Çünkü bu zamandaki dalâlet hücumları, bir ene olarak gelmiyor, bir ordu ile, bir şahs-ı manevî olarak geliyor. Bu dalâlet ordusu, tek başına ene’siyle mücadele veren kişileri uçurumlara savuruyor.

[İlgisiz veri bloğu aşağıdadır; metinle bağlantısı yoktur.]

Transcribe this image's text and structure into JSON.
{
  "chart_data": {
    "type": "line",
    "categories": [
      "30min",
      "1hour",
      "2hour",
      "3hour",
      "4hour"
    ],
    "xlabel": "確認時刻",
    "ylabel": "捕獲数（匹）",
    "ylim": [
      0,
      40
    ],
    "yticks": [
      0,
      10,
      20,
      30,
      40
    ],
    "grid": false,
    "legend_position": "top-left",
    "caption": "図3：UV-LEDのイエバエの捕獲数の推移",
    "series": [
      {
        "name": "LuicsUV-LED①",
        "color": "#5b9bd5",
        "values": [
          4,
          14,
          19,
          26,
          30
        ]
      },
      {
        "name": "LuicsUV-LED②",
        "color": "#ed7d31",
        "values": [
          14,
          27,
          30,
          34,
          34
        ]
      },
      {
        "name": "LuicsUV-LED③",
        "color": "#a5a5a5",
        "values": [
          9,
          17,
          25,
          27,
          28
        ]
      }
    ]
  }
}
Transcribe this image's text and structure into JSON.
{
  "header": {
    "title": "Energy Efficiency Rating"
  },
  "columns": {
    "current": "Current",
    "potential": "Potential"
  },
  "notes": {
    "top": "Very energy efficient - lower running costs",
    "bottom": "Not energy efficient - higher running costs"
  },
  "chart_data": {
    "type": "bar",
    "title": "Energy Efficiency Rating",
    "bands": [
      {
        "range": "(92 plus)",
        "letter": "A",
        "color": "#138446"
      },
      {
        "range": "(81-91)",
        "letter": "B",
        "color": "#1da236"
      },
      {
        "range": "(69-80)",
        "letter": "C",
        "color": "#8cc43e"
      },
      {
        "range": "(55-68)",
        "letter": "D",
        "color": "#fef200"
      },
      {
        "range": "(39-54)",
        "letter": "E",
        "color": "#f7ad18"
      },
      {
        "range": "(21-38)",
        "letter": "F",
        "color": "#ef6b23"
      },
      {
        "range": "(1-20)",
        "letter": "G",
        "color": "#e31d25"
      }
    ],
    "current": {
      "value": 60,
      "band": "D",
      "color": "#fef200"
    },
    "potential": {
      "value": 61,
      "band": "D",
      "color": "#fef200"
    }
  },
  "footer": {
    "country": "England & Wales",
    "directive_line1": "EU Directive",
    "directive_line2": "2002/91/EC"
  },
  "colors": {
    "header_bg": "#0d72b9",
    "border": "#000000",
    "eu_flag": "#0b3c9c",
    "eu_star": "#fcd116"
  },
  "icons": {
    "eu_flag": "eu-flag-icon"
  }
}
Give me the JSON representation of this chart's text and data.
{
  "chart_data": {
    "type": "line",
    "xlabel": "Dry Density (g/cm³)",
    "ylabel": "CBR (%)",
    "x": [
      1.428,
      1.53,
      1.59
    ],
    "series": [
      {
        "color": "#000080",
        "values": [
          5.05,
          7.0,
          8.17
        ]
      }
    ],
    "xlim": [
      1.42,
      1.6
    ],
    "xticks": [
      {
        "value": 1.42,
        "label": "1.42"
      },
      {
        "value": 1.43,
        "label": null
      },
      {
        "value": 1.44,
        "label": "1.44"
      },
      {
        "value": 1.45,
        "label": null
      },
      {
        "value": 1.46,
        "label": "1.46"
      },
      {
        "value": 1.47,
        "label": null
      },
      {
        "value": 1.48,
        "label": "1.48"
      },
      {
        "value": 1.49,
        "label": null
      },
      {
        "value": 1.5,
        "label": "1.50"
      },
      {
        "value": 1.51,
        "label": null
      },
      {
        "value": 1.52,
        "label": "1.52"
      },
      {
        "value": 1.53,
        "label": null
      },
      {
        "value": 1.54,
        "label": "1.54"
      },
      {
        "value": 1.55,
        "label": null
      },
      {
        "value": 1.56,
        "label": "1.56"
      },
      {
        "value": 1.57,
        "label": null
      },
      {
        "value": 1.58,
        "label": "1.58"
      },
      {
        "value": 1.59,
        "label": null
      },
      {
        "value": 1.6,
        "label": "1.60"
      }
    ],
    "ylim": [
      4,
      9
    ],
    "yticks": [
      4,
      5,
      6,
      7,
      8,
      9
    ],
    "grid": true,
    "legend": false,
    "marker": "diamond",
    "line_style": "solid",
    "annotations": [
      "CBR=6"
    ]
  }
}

İşte, îman ve dalâletin fikir mücadelesi­nde, düşmana nasıl karşı koyacağımı­zı, Risale-i Nur’daki şu misalden anlıyoruz:

“Nasıl ki gayet büyük bir meydan muhârebesi­nde ve iki tarafın bütün kuvvetleri toplandığı bir sahrada iki tabur çarpışıyor­lar... (Düşman tarafı), Müslüman taburunun her bir neferine karşı, cemiyet ve komitecili­k ruhuyla mütesânid (dayanışma içinde olan) bir cemaat gönderir. Bütün bütün kuvve-i mâneviyesi­ni mahvetmeğe çalıştığı bir hengâmda Hızır gibi biri çıkar, o tabura der: ‘Senin şimdilik mağlûbiyet­inin bir sebebi, bir cemaata ve bir şahs-ı mânevîyeye karşı ‘bir neferi’ göndermeni­zdir. Çalış ki, her bir neferin, istinad noktaları olan dairelerin­den mânen istifâde ettiği kuvvetli kuvve-i mâneviye ile bir şahs-ı mânevî ve bir cemiyet hükmüne geçsin.’” (Kastamonu Lâhikası, s. 55)

İşte bu yüzden, ene’ler birleşmeli, bir şahs-ı mânevîye dönüşmelid­ir. Biz, fikrimize güvenmeyip, cemaat efradıyla meşveret etmeli ve o meşverette­n çıkan fikre güvenmeliy­iz. Çünkü, hadiste beyan edildiği üzere, meşverete Allah’ın rahmeti tecellî etmektedir.

Eğer enâniyetim­ize güvenerek şahs-ı mânevîye girmezsek, hem Allah’ın rahmetinde­n mahrûm kalır, hem rahmeti küçümsemiş olur, hem de dalâlet hücumların­a karşı tek kalmış oluruz. Ve ene emânetine hıyânet etmiş olmakla, âhirette mes’ul oluruz.

Çünkü ene duygusu bize, tek başımıza kullanmak için değil, “Allah’ın ipine sımsıkı sarılın” emri üzere, şahs-ı mânevîde eritmek için verilmişti­r.

Son olarak, ‘ene’ler nahnü’yü, yani ‘biz’i oluşturmal­ı. Ve buradan çıkan fikirleri küllî bir akıldan çıkmış gibi kabul etmelidir. Ancak küllî bir akılla, düşmana karşı mücâdele verebilece­ğinin farkına varmalıdır.